One of the speakers, Sheikh Faiz Al-Aqtab Siddiqui, told The Daily Telegraph: “Terrorism is not just people who kill human bodies, but who kill human feelings as well. The makers of this film have terrorised 1.6 billion people.

Unless he’s claiming that the filmmakers personally came to the houses of 1.6 billion Muslims, harassed them, threatened them, and forced them to watch the video (which, for the record, I would oppose), what this sheikh must be saying is that mere knowledge of this video’s existence is terrifying and upsetting to Muslims – all Muslims, since he claims to speak on behalf of every single one of them. Is this the mark of a great religion or a proud civilization, that it’s terrorized by the abstract concept of disagreement?

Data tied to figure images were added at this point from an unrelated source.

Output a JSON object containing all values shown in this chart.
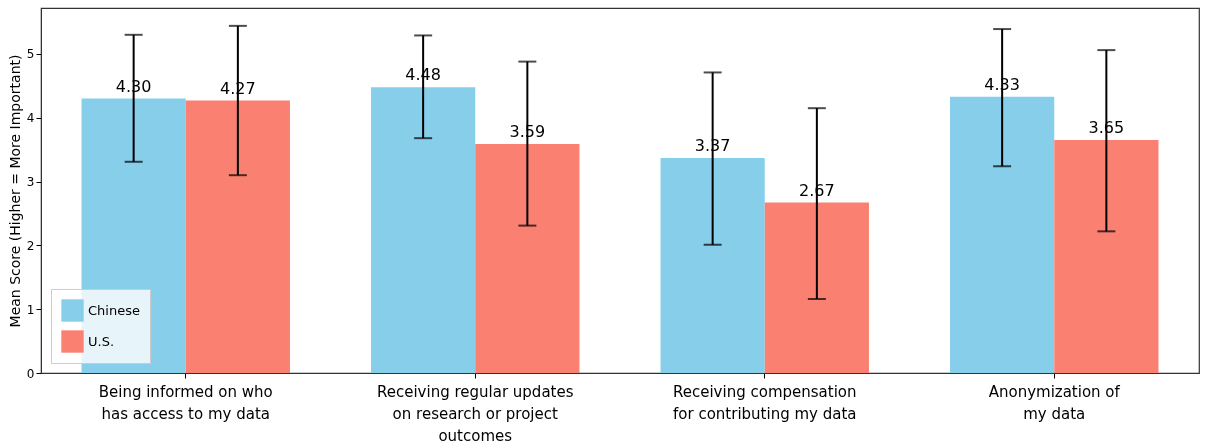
{
  "chart_data": {
    "type": "bar",
    "ylabel": "Mean Score (Higher = More Important)",
    "categories": [
      "Being informed on who\nhas access to my data",
      "Receiving regular updates\non research or project\noutcomes",
      "Receiving   compensation\nfor contributing my data",
      "Anonymization of\nmy data"
    ],
    "series": [
      {
        "name": "Chinese",
        "color": "#87ceeb",
        "values": [
          4.3,
          4.48,
          3.37,
          4.33
        ],
        "value_labels": [
          "4.30",
          "4.48",
          "3.37",
          "4.33"
        ],
        "errors": [
          [
            3.31,
            5.3
          ],
          [
            3.68,
            5.29
          ],
          [
            2.01,
            4.71
          ],
          [
            3.24,
            5.39
          ]
        ]
      },
      {
        "name": "U.S.",
        "color": "#fa8072",
        "values": [
          4.27,
          3.59,
          2.67,
          3.65
        ],
        "value_labels": [
          "4.27",
          "3.59",
          "2.67",
          "3.65"
        ],
        "errors": [
          [
            3.1,
            5.44
          ],
          [
            2.31,
            4.88
          ],
          [
            1.16,
            4.15
          ],
          [
            2.22,
            5.06
          ]
        ]
      }
    ],
    "ylim": [
      0,
      5.72
    ],
    "yticks": [
      0,
      1,
      2,
      3,
      4,
      5
    ],
    "grid": false,
    "legend": "bottom left"
  }
}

The marchers lamented that we live in an “age of mockery”, and I agree that this is true, in the sense that the leveling power of the Web allows any person on Earth to bypass the gatekeepers and create a message that will be seen by millions. For better or for worse, no viewpoint can truly be silenced anymore.

And even if crude, provocative, or prejudiced messages are the price we pay, this is a very good thing overall: it means that the dispossessed, the disempowered, the marginalized can speak and be heard as never before, making it that much easier to call everyone’s attention to entrenched prejudice or overlooked truth. And yes, this includes the power to mock, satirize, and ridicule. This is as it should be, since ridicule is a potent weapon in the battle for social change.

What surprises me is that Islam’s would-be censors don’t seem to recognize that they’re fighting an unwinnable battle. Even if they persuaded Google to take down the video – which Google, to its credit, has refused to do – what then? Would that stop anyone from seeing it? Of course not: it would just spread to other video-sharing sites, and the inevitable backlash against censorship would just make it even more popular and more widely distributed. And even if they somehow got the video taken down everywhere, what then? What would stop the next would-be blasphemer? Will the world’s imams organize marches of tens of thousands every time anyone anywhere in the world creates a new video, podcast or blog post that they consider offensive? It’s sheerly impossible.

As I’ve said before, the energy and the vigor of protests like these could be a powerful tool for good if it was turned to the right ends. But as long as they squander their time and their reputation with the futile demand to be appointed the speech police of the world, all they’re doing is wasting their time and damaging their reputation. If Islam ever wants to join the modern world, its adherents have to accept that they won’t be exempted from criticism. Mockery and debate is the inescapable cost of having a democracy like the ones so many Muslim people in the Middle East are fighting for.